Ergonomie ist jedoch nicht nur ein betriebswirtschaftlich sinnvolles Thema, das Arbeitsgesetz verlangt sie ebenfalls. Risiken für den Bewegungsapparat sind wegen der großen Häufigkeit von arbeitsbezogenen Muskel-Skelett-Erkrankungen besonders zu beachten. Zwar zeigte sich 2017 im Hinblick auf nahezu alle Krankheitsarten mit Ausnahme von psychischen Störungen ein leichter Rückgang der Fehlzeiten, doch entfiel laut der Techniker Krankenkasse mit 2,82 Tagen pro Versichertem der größte Anteil immer noch auf Muskel-Skelett-Erkrankungen. Rückenschmerz war dabei erneut die wichtigste Einzeldiagnose.

„Schwere Lasten zu bewegen, trägt zu dem Beschwerdemuster bei – aber auch ein hoher Zeitanteil, der sitzend verbracht wird, denn die informatorischen Tätigkeiten haben auch in der Produktion zugenommen“, so Bengler. Schlecht gestaltete Arbeitsplätze oder falsches Verhalten führten dann häufig zu Rückenbeschwerden.

So sah der Hubtisch in der Reifenproduktion bei Continental vor und nach der ergonomischen Optimierung des Arbeitsplatzes aus: Während der Formenreinigung mussten die Mitarbeiter ­vorher eine sehr belastende, weit nach vorne geneigte Körperhaltung einnehmen. Jetzt ist die Arbeitsfläche durch die Höhen- und ­Neigungsverstellung individuell einstellbar, so dass der Mitarbeiter nun entweder im Sitzen oder Stehen arbeiten kann.
So sah der Hubtisch in der Reifenproduktion bei Continental vor und nach der ergonomischen Optimierung des Arbeitsplatzes aus: Während der Formenreinigung mussten die Mitarbeiter ­vorher eine sehr belastende, weit nach vorne geneigte Körperhaltung einnehmen. Jetzt ist die Arbeitsfläche durch die Höhen- und ­Neigungsverstellung individuell einstellbar, so dass der Mitarbeiter nun entweder im Sitzen oder Stehen arbeiten kann. - (Bild: Continental)

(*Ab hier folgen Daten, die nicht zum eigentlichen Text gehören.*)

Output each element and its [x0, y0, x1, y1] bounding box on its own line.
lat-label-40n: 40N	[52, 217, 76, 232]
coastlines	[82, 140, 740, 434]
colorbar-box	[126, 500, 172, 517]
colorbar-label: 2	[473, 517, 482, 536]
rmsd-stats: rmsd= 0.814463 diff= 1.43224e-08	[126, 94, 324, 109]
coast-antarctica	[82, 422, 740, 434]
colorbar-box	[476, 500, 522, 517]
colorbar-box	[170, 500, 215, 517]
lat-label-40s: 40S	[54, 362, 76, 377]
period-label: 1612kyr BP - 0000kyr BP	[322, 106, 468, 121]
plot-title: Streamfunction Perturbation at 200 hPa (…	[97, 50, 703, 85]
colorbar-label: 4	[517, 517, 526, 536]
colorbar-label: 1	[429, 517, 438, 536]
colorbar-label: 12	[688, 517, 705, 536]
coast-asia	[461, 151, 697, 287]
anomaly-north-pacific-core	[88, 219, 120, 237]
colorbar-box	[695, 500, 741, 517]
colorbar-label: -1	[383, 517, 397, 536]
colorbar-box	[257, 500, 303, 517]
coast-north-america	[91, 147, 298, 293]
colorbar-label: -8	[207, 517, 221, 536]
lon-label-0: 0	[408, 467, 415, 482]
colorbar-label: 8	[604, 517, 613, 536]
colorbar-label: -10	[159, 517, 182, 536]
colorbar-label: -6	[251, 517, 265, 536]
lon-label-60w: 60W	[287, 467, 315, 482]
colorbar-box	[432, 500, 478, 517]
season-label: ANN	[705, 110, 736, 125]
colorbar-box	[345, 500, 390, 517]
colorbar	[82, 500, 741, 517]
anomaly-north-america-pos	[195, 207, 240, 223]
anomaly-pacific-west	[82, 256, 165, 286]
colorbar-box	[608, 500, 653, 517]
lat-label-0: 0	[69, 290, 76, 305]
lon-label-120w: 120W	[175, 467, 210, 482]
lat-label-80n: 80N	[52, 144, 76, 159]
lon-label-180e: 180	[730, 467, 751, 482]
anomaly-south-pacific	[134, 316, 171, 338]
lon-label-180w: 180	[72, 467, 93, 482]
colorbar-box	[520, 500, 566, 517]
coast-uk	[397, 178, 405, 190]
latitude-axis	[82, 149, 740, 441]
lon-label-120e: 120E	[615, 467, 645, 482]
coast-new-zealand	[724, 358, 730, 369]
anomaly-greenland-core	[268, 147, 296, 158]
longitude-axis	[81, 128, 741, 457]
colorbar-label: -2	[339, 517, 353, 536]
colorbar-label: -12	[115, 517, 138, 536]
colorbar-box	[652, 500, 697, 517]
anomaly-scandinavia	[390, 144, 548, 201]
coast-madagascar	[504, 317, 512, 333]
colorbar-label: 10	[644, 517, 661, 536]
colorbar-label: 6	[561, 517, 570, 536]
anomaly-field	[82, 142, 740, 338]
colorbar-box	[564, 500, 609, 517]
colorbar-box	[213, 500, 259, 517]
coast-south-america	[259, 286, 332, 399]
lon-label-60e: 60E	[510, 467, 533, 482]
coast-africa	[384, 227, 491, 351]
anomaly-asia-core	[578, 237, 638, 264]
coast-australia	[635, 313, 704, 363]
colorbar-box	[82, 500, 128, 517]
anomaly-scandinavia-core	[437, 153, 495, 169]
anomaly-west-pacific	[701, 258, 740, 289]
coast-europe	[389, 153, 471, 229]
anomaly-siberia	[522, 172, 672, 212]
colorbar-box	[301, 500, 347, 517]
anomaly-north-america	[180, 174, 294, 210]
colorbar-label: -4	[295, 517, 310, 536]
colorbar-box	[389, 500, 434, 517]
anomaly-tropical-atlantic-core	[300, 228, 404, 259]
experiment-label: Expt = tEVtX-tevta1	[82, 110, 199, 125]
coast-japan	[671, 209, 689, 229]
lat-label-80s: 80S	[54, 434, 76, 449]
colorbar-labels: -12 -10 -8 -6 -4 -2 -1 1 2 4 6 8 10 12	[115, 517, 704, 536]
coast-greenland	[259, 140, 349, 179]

„Die optimale Lösung ist, das Heben schwerer Lasten sowie falsche Bewegungsmuster bewusst zu vermeiden und zwischen Sitzen, Gehen und Stehen zu wechseln“, sagt Bengler. Aber auch Greifräume müssten ideal gestaltet sein. Ein Mitarbeiter sollte in wenigen Handgriffen seine Arbeitsplatzposition optimal einrichten können. „Je ungünstiger eine Haltung ist, desto unkonzentrierter und unmotivierter wird der Mitarbeiter während des Arbeitstages werden; über kurz oder lang kann die Fehlhaltung auch zu Ausfällen führen.“

Werkzeugfrei verstellbare Arbeitsplätze

Modulare, höhenverstellbare Arbeitsplatzsysteme bieten etwa Bott, Suspa oder Treston. Alle drei Firmen verzeichnen eine gesteigerte Nachfrage nach ihren Produkten. Bott produziert neben Fahrzeugeinrichtungen auch Montagearbeitsplätze, ganze Arbeitsplatzsysteme und Fertigungslinien.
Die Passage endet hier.